PROSPECTIVE homebuyers and tenants in flood risk areas of Dorset should do all they can to understand the likelihood of their properties being affected, a leading residential property lawyer has warned.
The call from Sarah Ford of Battens Solicitors follows one of the wettest summers on record with many householders in the region coping with the stress of actual floods or the worry that they may be next.
It also comes as the government and the insurance industry continue to finalise a long-term cross-subsidy agreement for policy holders facing significant risk of flooding. A current ‘statement of principles’ on this issue expires in June 2013, less than a year away.
Miss Ford, who also advises clients in the commercial property sector, said: “It is important for people to recognise that while insurers can help to manage the financial risk of flooding, they do not control the level of the physical risk itself. When you are looking for cover or thinking of buying or renting a new home or business space that may be affected by flooding, it is more important than ever to have a detailed flood search carried out. Many conventional law firms tend to leave insurance to the client and only carry out very limited flood searches, if any. The time has come to look in far more detail.”
Flood searches vary from desktop analysis based on data from only a few sources, such as the Environment Agency website, through to actual site visits. Searches can involve river, coastal, groundwater and surface water flood risk and take into account current or proposed defences and extensive statistical modelling.

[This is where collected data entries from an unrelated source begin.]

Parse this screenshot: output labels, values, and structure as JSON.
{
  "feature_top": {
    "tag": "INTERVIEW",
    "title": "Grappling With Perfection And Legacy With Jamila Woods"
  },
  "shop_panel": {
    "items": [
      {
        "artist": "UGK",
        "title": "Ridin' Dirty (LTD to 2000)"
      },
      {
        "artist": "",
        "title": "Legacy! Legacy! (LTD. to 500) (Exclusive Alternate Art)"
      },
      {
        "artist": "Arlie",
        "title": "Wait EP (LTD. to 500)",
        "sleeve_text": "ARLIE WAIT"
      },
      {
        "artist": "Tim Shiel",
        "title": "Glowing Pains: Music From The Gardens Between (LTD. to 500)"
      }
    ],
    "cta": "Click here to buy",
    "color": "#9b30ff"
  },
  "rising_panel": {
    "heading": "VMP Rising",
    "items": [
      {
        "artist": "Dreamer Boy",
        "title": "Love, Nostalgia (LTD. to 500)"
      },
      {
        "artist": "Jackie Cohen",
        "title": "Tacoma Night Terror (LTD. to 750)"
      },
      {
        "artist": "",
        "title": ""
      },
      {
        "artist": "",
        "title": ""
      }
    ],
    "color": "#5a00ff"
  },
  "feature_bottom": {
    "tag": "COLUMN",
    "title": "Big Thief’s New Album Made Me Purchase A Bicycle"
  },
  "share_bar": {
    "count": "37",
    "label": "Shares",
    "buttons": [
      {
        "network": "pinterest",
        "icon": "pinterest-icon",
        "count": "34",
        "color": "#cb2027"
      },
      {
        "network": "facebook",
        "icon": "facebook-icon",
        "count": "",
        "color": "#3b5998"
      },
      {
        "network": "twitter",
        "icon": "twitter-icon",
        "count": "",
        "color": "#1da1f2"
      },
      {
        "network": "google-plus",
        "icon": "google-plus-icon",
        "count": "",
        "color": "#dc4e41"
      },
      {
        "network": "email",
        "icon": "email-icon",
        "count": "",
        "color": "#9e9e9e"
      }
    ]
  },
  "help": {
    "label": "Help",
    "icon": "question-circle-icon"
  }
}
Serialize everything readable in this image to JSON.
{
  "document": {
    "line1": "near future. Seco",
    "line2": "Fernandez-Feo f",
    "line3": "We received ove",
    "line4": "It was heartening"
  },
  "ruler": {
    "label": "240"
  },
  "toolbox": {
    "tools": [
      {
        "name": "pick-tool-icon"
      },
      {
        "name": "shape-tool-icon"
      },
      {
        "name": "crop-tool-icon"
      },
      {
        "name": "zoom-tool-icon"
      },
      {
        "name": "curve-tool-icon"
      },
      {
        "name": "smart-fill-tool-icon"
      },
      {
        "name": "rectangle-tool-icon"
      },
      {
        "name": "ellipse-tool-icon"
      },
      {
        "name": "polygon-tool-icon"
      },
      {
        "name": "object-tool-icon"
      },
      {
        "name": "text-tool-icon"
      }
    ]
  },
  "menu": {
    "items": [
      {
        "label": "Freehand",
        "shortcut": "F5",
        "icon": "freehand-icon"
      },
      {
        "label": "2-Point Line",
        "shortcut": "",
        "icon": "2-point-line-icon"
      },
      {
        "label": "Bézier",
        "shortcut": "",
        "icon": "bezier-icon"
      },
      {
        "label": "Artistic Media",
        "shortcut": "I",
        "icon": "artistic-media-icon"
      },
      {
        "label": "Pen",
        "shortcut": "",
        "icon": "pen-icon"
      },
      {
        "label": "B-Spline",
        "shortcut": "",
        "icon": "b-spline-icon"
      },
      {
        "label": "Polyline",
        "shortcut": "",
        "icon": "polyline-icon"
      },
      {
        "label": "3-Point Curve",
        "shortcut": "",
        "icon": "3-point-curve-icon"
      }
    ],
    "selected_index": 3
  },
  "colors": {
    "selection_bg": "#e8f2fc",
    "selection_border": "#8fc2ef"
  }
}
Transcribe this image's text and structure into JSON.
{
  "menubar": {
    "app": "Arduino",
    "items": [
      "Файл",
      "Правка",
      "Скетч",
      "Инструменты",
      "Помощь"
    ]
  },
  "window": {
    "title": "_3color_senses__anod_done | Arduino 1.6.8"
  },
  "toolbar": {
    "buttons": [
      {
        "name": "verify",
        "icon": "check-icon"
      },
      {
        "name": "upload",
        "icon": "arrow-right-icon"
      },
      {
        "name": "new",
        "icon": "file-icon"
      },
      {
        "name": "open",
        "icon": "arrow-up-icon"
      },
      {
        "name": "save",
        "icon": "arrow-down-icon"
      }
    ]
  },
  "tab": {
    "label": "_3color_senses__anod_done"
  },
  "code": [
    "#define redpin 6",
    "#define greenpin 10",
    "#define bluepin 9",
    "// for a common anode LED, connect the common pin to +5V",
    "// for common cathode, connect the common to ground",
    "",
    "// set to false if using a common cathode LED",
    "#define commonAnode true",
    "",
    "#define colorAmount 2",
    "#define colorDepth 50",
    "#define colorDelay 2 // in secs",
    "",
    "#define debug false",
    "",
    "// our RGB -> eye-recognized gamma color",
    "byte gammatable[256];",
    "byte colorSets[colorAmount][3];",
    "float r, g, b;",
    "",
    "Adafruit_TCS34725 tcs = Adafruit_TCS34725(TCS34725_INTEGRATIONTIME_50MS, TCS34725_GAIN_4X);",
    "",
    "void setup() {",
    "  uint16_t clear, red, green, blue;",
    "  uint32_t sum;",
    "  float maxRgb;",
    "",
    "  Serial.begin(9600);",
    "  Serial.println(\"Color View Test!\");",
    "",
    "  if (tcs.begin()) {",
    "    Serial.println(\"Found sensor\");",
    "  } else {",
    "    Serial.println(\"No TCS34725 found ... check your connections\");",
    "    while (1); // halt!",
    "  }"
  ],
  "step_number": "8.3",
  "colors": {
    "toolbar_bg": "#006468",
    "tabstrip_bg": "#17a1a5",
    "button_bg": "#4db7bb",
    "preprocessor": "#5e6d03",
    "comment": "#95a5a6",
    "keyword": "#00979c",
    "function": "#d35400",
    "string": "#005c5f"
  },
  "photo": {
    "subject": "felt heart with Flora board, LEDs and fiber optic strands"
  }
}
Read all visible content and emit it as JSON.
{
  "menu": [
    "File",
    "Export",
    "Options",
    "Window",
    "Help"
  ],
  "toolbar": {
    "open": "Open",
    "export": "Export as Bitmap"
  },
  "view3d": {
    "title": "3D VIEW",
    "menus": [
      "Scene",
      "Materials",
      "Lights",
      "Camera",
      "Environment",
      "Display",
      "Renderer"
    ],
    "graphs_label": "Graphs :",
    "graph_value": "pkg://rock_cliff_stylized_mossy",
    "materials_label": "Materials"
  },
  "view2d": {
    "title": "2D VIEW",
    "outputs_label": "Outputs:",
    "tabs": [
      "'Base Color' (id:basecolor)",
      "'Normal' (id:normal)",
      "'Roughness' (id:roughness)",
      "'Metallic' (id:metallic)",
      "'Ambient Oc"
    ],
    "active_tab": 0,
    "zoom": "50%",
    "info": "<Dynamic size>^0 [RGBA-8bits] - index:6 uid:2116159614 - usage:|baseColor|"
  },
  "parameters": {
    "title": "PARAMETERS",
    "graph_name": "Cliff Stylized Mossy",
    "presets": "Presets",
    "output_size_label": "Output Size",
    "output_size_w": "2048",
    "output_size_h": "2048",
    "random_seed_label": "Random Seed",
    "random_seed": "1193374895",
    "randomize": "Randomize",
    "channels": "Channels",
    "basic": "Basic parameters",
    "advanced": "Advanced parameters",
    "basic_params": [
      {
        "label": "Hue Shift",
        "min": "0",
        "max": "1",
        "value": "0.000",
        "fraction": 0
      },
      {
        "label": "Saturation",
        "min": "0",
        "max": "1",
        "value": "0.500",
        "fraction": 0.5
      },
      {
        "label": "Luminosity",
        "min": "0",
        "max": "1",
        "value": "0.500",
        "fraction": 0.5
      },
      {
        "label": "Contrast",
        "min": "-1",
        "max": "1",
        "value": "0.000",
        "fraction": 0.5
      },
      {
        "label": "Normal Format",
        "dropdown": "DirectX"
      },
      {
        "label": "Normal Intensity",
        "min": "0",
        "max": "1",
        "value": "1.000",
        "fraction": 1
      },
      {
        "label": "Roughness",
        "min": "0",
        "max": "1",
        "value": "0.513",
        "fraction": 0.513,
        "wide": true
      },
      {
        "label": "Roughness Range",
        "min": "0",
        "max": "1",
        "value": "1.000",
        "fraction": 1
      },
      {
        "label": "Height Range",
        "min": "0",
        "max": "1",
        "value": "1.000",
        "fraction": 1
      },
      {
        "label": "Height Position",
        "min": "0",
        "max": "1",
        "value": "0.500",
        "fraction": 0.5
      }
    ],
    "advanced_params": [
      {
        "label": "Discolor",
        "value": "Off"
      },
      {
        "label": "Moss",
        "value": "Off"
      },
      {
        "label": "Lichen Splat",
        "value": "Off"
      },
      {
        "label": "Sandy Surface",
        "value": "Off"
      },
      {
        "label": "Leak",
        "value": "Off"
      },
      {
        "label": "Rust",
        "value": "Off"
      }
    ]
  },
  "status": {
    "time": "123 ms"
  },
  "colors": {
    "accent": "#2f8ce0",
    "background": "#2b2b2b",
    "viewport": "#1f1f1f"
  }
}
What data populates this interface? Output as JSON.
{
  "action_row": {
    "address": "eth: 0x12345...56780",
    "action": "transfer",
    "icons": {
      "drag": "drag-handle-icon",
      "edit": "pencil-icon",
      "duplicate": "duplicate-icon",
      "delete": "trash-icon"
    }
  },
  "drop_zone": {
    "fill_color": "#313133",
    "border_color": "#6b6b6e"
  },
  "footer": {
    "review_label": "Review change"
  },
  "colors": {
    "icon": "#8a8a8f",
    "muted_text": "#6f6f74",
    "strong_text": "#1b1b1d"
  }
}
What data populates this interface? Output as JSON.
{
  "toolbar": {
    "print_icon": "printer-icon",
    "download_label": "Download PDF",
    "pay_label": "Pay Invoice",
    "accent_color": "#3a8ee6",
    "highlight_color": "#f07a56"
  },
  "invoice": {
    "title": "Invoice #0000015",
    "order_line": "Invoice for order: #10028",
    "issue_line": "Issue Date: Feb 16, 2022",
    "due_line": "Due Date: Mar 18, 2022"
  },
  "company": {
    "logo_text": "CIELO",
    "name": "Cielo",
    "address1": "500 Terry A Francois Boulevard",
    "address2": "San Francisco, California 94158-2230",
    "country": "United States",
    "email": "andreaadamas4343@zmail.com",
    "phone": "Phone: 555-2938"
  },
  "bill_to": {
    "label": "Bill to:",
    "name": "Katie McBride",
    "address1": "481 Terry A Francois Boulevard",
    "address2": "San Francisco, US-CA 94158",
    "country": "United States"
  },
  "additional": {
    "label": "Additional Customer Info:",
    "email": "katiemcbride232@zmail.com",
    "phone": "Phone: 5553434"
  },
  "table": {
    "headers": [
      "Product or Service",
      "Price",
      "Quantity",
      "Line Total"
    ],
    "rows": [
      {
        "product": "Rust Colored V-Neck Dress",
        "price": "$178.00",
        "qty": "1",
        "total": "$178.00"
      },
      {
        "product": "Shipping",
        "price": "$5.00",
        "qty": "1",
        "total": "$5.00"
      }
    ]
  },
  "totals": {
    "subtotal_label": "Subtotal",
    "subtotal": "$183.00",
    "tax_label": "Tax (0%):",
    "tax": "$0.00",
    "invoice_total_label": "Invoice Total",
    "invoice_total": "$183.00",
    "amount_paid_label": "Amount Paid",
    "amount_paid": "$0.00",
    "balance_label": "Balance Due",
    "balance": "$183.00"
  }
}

Miss Ford said: “Prospective owners and tenants who are worried about flooding should demand that their legal consultants do a full flood search as part of standard due diligence. This way they will highlight any potential issues sooner rather than later. The worst case scenario is that they will be unable to obtain insurance cover for flooding. This is something the government and insurers are trying to address in their discussions but as matters stand, after June 2013, more properties could be left without cover. That impacts on the use and value of the property and could even rule out securing a mortgage.”
The government’s advisers, the Committee on Climate Change, say that the number of homes at risk of flooding nationally in the next 20 years is set to quadruple. At the same time, however, economic pressures mean funding for flood defences has been cut in some areas while others have been prioritised. The Environment Agency says funding for the Wessex region has been cut by 32% since 2008/09, from £28m then to £19m in 2011/12.
“We are likely to see flooding that is more frequent and severe due to climate change,” added Miss Ford. “This is bound to have an impact on the use and costs of both residential and commercial properties. Hard choices are being made at government level about where and how much to spend on flood defences. The more informed people are about their own properties, the better.”